Rand cravou os calcanhares nos flancos do baio, e Vermelho saltou rumo às colinas além da cidade.

— Luz e Shinowa! — O brado de Ingtar o perseguiu, soando triunfante, e os raios trovejaram pelo céu em resposta.

Rand estalou as rédeas em Vermelho e se inclinou junto ao pescoço do garanhão enquanto o cavalo disparava em uma corrida desabalada, crina e rabo tremulando ao vento. Queria não ter a sensação de que fugia dos brados de Ingtar, do que deveria fazer. Ingtar, um Amigo das Trevas. Não me importo. Ele ainda era meu amigo. O galope do baio não era capaz de afastar os próprios pensamentos. A morte é mais leve que a pluma. O dever, mais pesado que a montanha. Tantos deveres… Egwene. A Trombeta. Fain. Mat e a adaga. Por que não pode ser um de cada vez? Preciso cuidar de todos eles. Ah, Luz, Egwene!

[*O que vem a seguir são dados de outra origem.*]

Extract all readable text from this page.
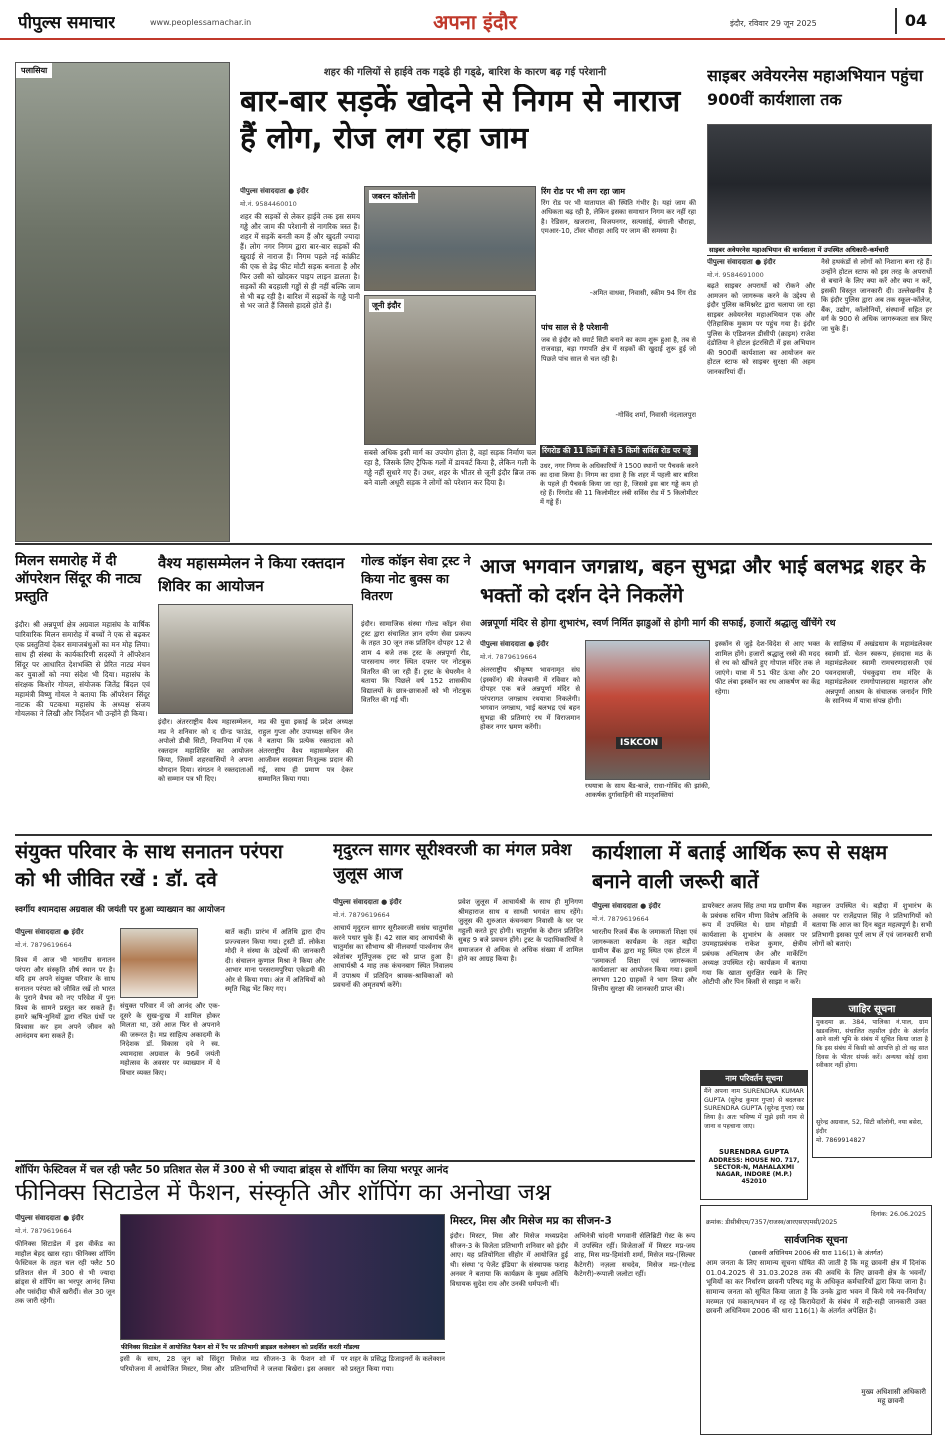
पीपुल्स समाचार	www.peoplessamachar.in	अपना इंदौर	इंदौर, रविवार 29 जून 2025	04
पलासिया	शहर की गलियों से हाईवे तक गड्‌ढे ही गड्‌ढे, बारिश के कारण बढ़ गई परेशानी
बार-बार सड़कें खोदने से निगम से नाराज हैं लोग, रोज लग रहा जाम
पीपुल्स संवाददाता ● इंदौर
मो.नं. 9584460010
शहर की सड़कों से लेकर हाईवे तक इस समय गड्ढे और जाम की परेशानी से नागरिक त्रस्त हैं। शहर में सड़कें बनती कम हैं और खुदती ज्यादा हैं। लोग नगर निगम द्वारा बार-बार सड़कों की खुदाई से नाराज हैं। निगम पहले नई कांक्रीट की एक से डेढ़ फीट मोटी सड़क बनाता है और फिर उसी को खोदकर पाइप लाइन डालता है। सड़कों की बदहाली गड्ढों से ही नहीं बल्कि जाम से भी बढ़ रही है। बारिश में सड़कों के गड्ढे पानी से भर जाते हैं जिससे हादसे होते हैं।
जबरन कॉलोनी
जूनी इंदौर
सबसे अधिक इसी मार्ग का उपयोग होता है, वहां सड़क निर्माण चल रहा है, जिसके लिए ट्रैफिक गलों में डायवर्ट किया है, लेकिन गली के गड्ढे नहीं सुधारे गए हैं। उधर, शहर के भीतर से जूनी इंदौर ब्रिज तक बने वाली अधूरी सड़क ने लोगों को परेशान कर दिया है।
रिंग रोड पर भी लग रहा जाम
रिंग रोड पर भी यातायात की स्थिति गंभीर है। यहां जाम की अधिकता बढ़ रही है, लेकिन इसका समाधान निगम कर नहीं रहा है। रेडिसन, खजराना, विजयनगर, सत्यसांई, बंगाली चौराहा, एमआर-10, टॉवर चौराहा आदि पर जाम की समस्या है।
-अमित वाधवा, निवासी, स्कीम 94 रिंग रोड
पांच साल से है परेशानी
जब से इंदौर को स्मार्ट सिटी बनाने का काम शुरू हुआ है, तब से राजवाड़ा, बड़ा गणपति क्षेत्र में सड़कों की खुदाई शुरू हुई जो पिछले पांच साल से चल रही है।
-गोविंद शर्मा, निवासी नंदलालपुरा
रिंगरोड की 11 किमी में से 5 किमी सर्विस रोड पर गड्ढे
उधर, नगर निगम के अधिकारियों ने 1500 स्थानों पर पैचवर्क करने का दावा किया है। निगम का दावा है कि शहर में पहली बार बारिश के पहले ही पैचवर्क किया जा रहा है, जिससे इस बार गड्ढे कम हो रहे हैं। रिंगरोड की 11 किलोमीटर लंबी सर्विस रोड में 5 किलोमीटर में गड्ढे हैं।
साइबर अवेयरनेस महाअभियान पहुंचा 900वीं कार्यशाला तक
साइबर अवेयरनेस महाअभियान की कार्यशाला में उपस्थित अधिकारी-कर्मचारी
पीपुल्स संवाददाता ● इंदौर
मो.नं. 9584691000
बढ़ते साइबर अपराधों को रोकने और आमजन को जागरूक करने के उद्देश्य से इंदौर पुलिस कमिश्नरेट द्वारा चलाया जा रहा साइबर अवेयरनेस महाअभियान एक और ऐतिहासिक मुकाम पर पहुंच गया है। इंदौर पुलिस के एडिशनल डीसीपी (क्राइम) राजेश दंडोतिया ने होटल इंटरसिटी में इस अभियान की 900वीं कार्यशाला का आयोजन कर होटल स्टाफ को साइबर सुरक्षा की अहम जानकारियां दीं।
नैसे हथकंडों से लोगों को निशाना बना रहे हैं। उन्होंने होटल स्टाफ को इस तरह के अपराधों से बचाने के लिए क्या करें और क्या न करें, इसकी विस्तृत जानकारी दी। उल्लेखनीय है कि इंदौर पुलिस द्वारा अब तक स्कूल-कॉलेज, बैंक, उद्योग, कॉलोनियों, संस्थानों सहित हर वर्ग के 900 से अधिक जागरूकता सत्र किए जा चुके हैं।
मिलन समारोह में दी ऑपरेशन सिंदूर की नाट्य प्रस्तुति
इंदौर। श्री अन्नपूर्णा क्षेत्र अग्रवाल महासंघ के वार्षिक पारिवारिक मिलन समारोह में बच्चों ने एक से बढ़कर एक प्रस्तुतियां देकर समाजबंधुओं का मन मोह लिया। साथ ही संस्था के कार्यकारिणी सदस्यों ने ऑपरेशन सिंदूर पर आधारित देशभक्ति से प्रेरित नाट्य मंचन कर युवाओं को नया संदेश भी दिया। महासंघ के संरक्षक किशोर गोयल, संयोजक जितेंद्र बिंदल एवं महामंत्री विष्णु गोयल ने बताया कि ऑपरेशन सिंदूर नाटक की पटकथा महासंघ के अध्यक्ष संजय गोयलका ने लिखी और निर्देशन भी उन्होंने ही किया।
वैश्य महासम्मेलन ने किया रक्तदान शिविर का आयोजन
इंदौर। अंतरराष्ट्रीय वैश्य महासम्मेलन, मप्र ने शनिवार को द ग्रीन्ड फाउंड, अपोलो डीबी सिटी, निपानिया में एक रक्तदान महाशिविर का आयोजन किया, जिसमें शहरवासियों ने अपना योगदान दिया। संगठन ने रक्तदाताओं को सम्मान पत्र भी दिए।
मप्र की युवा इकाई के प्रदेश अध्यक्ष राहुल गुप्ता और उपाध्यक्ष सचिन जैन ने बताया कि प्रत्येक रक्तदाता को अंतरराष्ट्रीय वैश्य महासम्मेलन की आजीवन सदस्यता निःशुल्क प्रदान की गई, साथ ही प्रमाण पत्र देकर सम्मानित किया गया।
गोल्ड कॉइन सेवा ट्रस्ट ने किया नोट बुक्स का वितरण
इंदौर। सामाजिक संस्था गोल्ड कॉइन सेवा ट्रस्ट द्वारा संचालित ज्ञान दर्पण सेवा प्रकल्प के तहत 30 जून तक प्रतिदिन दोपहर 12 से शाम 4 बजे तक ट्रस्ट के अन्नपूर्णा रोड, पारसनाथ नगर स्थित दफ्तर पर नोटबुक वितरित की जा रही हैं। ट्रस्ट के चेयरमैन ने बताया कि पिछले वर्ष 152 शासकीय विद्यालयों के छात्र-छात्राओं को भी नोटबुक वितरित की गई थीं।
आज भगवान जगन्नाथ, बहन सुभद्रा और भाई बलभद्र शहर के भक्तों को दर्शन देने निकलेंगे
अन्नपूर्णा मंदिर से होगा शुभारंभ, स्वर्ण निर्मित झाडुओं से होगी मार्ग की सफाई, हजारों श्रद्धालु खींचेंगे रथ
पीपुल्स संवाददाता ● इंदौर
मो.नं. 7879619664
अंतरराष्ट्रीय श्रीकृष्ण भावनामृत संघ (इस्कॉन) की मेजबानी में रविवार को दोपहर एक बजे अन्नपूर्णा मंदिर से परंपरागत जगन्नाथ रथयात्रा निकलेगी। भगवान जगन्नाथ, भाई बलभद्र एवं बहन सुभद्रा की प्रतिमाएं रथ में विराजमान होकर नगर भ्रमण करेंगी।
ISKCON
रथयात्रा के साथ बैंड-बाजे, राधा-गोविंद की झांकी, आकर्षक दुर्गावाहिनी की मातृशक्तियां
इस्कॉन से जुड़े देश-विदेश से आए भक्त शामिल होंगे। हजारों श्रद्धालु रस्से की मदद से रथ को खींचते हुए गोपाल मंदिर तक ले जाएंगे। यात्रा में 51 फीट ऊंचा और 20 फीट लंबा इस्कॉन का रथ आकर्षण का केंद्र रहेगा।
के साक्षिध्य में अखंडधाम के महामंडलेश्वर स्वामी डॉ. चेतन स्वरूप, हंसदास मठ के महामंडलेश्वर स्वामी रामचरणदासजी एवं पवनदासजी, पंचकुइया राम मंदिर के महामंडलेश्वर रामगोपालदास महाराज और अन्नपूर्णा आश्रम के संचालक जनार्दन गिरि के सानिध्य में यात्रा संपन्न होगी।
संयुक्त परिवार के साथ सनातन परंपरा को भी जीवित रखें : डॉ. दवे
स्वर्गीय श्यामदास अग्रवाल की जयंती पर हुआ व्याख्यान का आयोजन
पीपुल्स संवाददाता ● इंदौर
मो.नं. 7879619664
विश्व में आज भी भारतीय सनातन परंपरा और संस्कृति शीर्ष स्थान पर है। यदि हम अपने संयुक्त परिवार के साथ सनातन परंपरा को जीवित रखें तो भारत के पुराने वैभव को नए परिवेश में पुनः विश्व के सामने प्रस्तुत कर सकते हैं। हमारे ऋषि-मुनियों द्वारा रचित ग्रंथों पर विश्वास कर हम अपने जीवन को आनंदमय बना सकते हैं।
संयुक्त परिवार में जो आनंद और एक-दूसरे के सुख-दुःख में शामिल होकर मिलता था, उसे आज फिर से अपनाने की जरूरत है। मप्र साहित्य अकादमी के निदेशक डॉ. विकास दवे ने स्व. श्यामदास अग्रवाल के 96वें जयंती महोत्सव के अवसर पर व्याख्यान में ये विचार व्यक्त किए।
बातें कहीं। प्रारंभ में अतिथि द्वारा दीप प्रज्ज्वलन किया गया। ट्रस्टी डॉ. लोकेश मोदी ने संस्था के उद्देश्यों की जानकारी दी। संचालन कुणाल मिश्रा ने किया और आभार माना परसरामपुरिया एकेडमी की ओर से किया गया। अंत में अतिथियों को स्मृति चिह्न भेंट किए गए।
मृदुरत्न सागर सूरीश्वरजी का मंगल प्रवेश जुलूस आज
पीपुल्स संवाददाता ● इंदौर
मो.नं. 7879619664
आचार्य मृदुरत्न सागर सूरीश्वरजी ससंघ चातुर्मास करने पधार चुके हैं। 42 साल बाद आचार्यश्री के चातुर्मास का सौभाग्य श्री नीलवर्णा पार्श्वनाथ जैन श्वेतांबर मूर्तिपूजक ट्रस्ट को प्राप्त हुआ है। आचार्यश्री 4 माह तक कंचनबाग स्थित निवालय में उपाश्रय में प्रतिदिन श्रावक-श्राविकाओं को प्रवचनों की अमृतवर्षा करेंगे।
प्रवेश जुलूस में आचार्यश्री के साथ ही मुनिगण श्रीमहाराज साथ व साध्वी भगवंत साथ रहेंगे। जुलूस की शुरुआत कंचनबाग निवासी के घर पर गहुली करते हुए होगी। चातुर्मास के दौरान प्रतिदिन सुबह 9 बजे प्रवचन होंगे। ट्रस्ट के पदाधिकारियों ने समाजजन से अधिक से अधिक संख्या में शामिल होने का आग्रह किया है।
कार्यशाला में बताई आर्थिक रूप से सक्षम बनाने वाली जरूरी बातें
पीपुल्स संवाददाता ● इंदौर
मो.नं. 7879619664
भारतीय रिजर्व बैंक के जमाकर्ता शिक्षा एवं जागरूकता कार्यक्रम के तहत बड़ौदा ग्रामीण बैंक द्वारा महू स्थित एक होटल में 'जमाकर्ता शिक्षा एवं जागरूकता कार्यशाला' का आयोजन किया गया। इसमें लगभग 120 ग्राहकों ने भाग लिया और वित्तीय सुरक्षा की जानकारी प्राप्त की।
डायरेक्टर अजय सिंह तथा मप्र ग्रामीण बैंक के प्रबंधक सचिन मीणा विशेष अतिथि के रूप में उपस्थित थे। ग्राम मोहाडी में कार्यशाला के शुभारंभ के अवसर पर उपमहाप्रबंधक राकेश कुमार, क्षेत्रीय प्रबंधक अभिलाष जैन और मार्केटिंग अध्यक्ष उपस्थित रहे। कार्यक्रम में बताया गया कि खाता सुरक्षित रखने के लिए ओटीपी और पिन किसी से साझा न करें।
महाजन उपस्थित थे। बड़ौदा में शुभारंभ के अवसर पर राजेंद्रपाल सिंह ने प्रतिभागियों को बताया कि आज का दिन बहुत महत्वपूर्ण है। सभी प्रतिभागी इसका पूर्ण लाभ लें एवं जानकारी सभी लोगों को बताएं।
जाहिर सूचना
मुकदमा क्र. 384, पालिका नं.पाल, ग्राम खडवलिया, संचालित तहसील इंदौर के अंतर्गत आने वाली भूमि के संबंध में सूचित किया जाता है कि इस संबंध में किसी को आपत्ति हो तो वह सात दिवस के भीतर संपर्क करें। अन्यथा कोई दावा स्वीकार नहीं होगा।
सुरेन्द्र अग्रवाल, 52, सिटी कॉलोनी, नया बसेरा, इंदौर
मो. 7869914827
नाम परिवर्तन सूचना
मैंने अपना नाम SURENDRA KUMAR GUPTA (सुरेन्द्र कुमार गुप्ता) से बदलकर SURENDRA GUPTA (सुरेन्द्र गुप्ता) रख लिया है। अतः भविष्य में मुझे इसी नाम से जाना व पहचाना जाए।
SURENDRA GUPTA
ADDRESS: HOUSE NO. 717, SECTOR-N, MAHALAXMI NAGAR, INDORE (M.P.) 452010
शॉपिंग फेस्टिवल में चल रही फ्लैट 50 प्रतिशत सेल में 300 से भी ज्यादा ब्रांड्स से शॉपिंग का लिया भरपूर आनंद
फीनिक्स सिटाडेल में फैशन, संस्कृति और शॉपिंग का अनोखा जश्न
पीपुल्स संवाददाता ● इंदौर
मो.नं. 7879619664
फीनिक्स सिटाडेल में इस वीकेंड का माहौल बेहद खास रहा। फीनिक्स शॉपिंग फेस्टिवल के तहत चल रही फ्लैट 50 प्रतिशत सेल में 300 से भी ज्यादा ब्रांड्स से शॉपिंग का भरपूर आनंद लिया और पसंदीदा चीजें खरीदीं। सेल 30 जून तक जारी रहेगी।
फीनिक्स सिटाडेल में आयोजित फैशन शो में रैंप पर प्रतिभागी ब्राइडल कलेक्शन को प्रदर्शित करती मॉडल्स
इसी के साथ, 28 जून को सिंदूरा परियोजना में आयोजित मिस्टर, मिस और मिसेज मप्र सीजन-3 के फैशन शो में प्रतिभागियों ने जलवा बिखेरा। इस अवसर पर शहर के प्रसिद्ध डिजाइनरों के कलेक्शन को प्रस्तुत किया गया।
मिस्टर, मिस और मिसेज मप्र का सीजन-3
इंदौर। मिस्टर, मिस और मिसेज मध्यप्रदेश सीजन-3 के विजेता प्रतिभागी शनिवार को इंदौर आए। यह प्रतियोगिता सीहोर में आयोजित हुई थी। संस्था 'द पेजेंट इंडिया' के संस्थापक फराह अनवर ने बताया कि कार्यक्रम के मुख्य अतिथि विधायक सुदेश राय और उनकी धर्मपत्नी थीं।
अभिनेत्री चांदनी भगवानी सेलिब्रिटी गेस्ट के रूप में उपस्थित रहीं। विजेताओं में मिस्टर मप्र-जय शाह, मिस मप्र-हिमांशी शर्मा, मिसेज मप्र-(सिल्वर कैटेगरी) नज़ला सचदेव, मिसेज मप्र-(गोल्ड कैटेगरी)-रूपाली जलोटा रहीं।
क्रमांक: डीसीबीएम/7357/राजस्व/आरएसएएमसी/2025
दिनांक: 26.06.2025
सार्वजनिक सूचना
(छावनी अधिनियम 2006 की धारा 116(1) के अंतर्गत)
आम जनता के लिए सामान्य सूचना घोषित की जाती है कि महू छावनी क्षेत्र में दिनांक 01.04.2025 से 31.03.2028 तक की अवधि के लिए छावनी क्षेत्र के भवनों/भूमियों का कर निर्धारण छावनी परिषद महू के अधिकृत कर्मचारियों द्वारा किया जाना है। सामान्य जनता को सूचित किया जाता है कि उनके द्वारा भवन में किये गये नव-निर्माण/मरम्मत एवं मकान/भवन में रह रहे किरायेदारों के संबंध में सही-सही जानकारी उक्त छावनी अधिनियम 2006 की धारा 116(1) के अंतर्गत अपेक्षित है।
मुख्य अधिशासी अधिकारी
महू छावनी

Ele puxou as rédeas tão de repente que Vermelho derrapou até parar, sentado no próprio lombo. Estavam em uma área com poucas árvores, quase sem folhas, no topo de uma das colinas com vista para Falme. Os demais subiam atrás dele a galope.

— O que você queria dizer? — exigiu Perrin. — Nós podemos ajudar Verin a levar a Trombeta para onde ela deve ir? E você?

— Talvez ele já esteja enlouquecendo — sugeriu Mat. — Ele não ia querer ficar conosco se estivesse ficando louco. Não é mesmo, Rand?

— Vocês três, levem a Trombeta para Verin — mandou Rand. Egwene. Tantos fios, em tanto perigo… Tantos deveres… — Vocês não precisam de mim.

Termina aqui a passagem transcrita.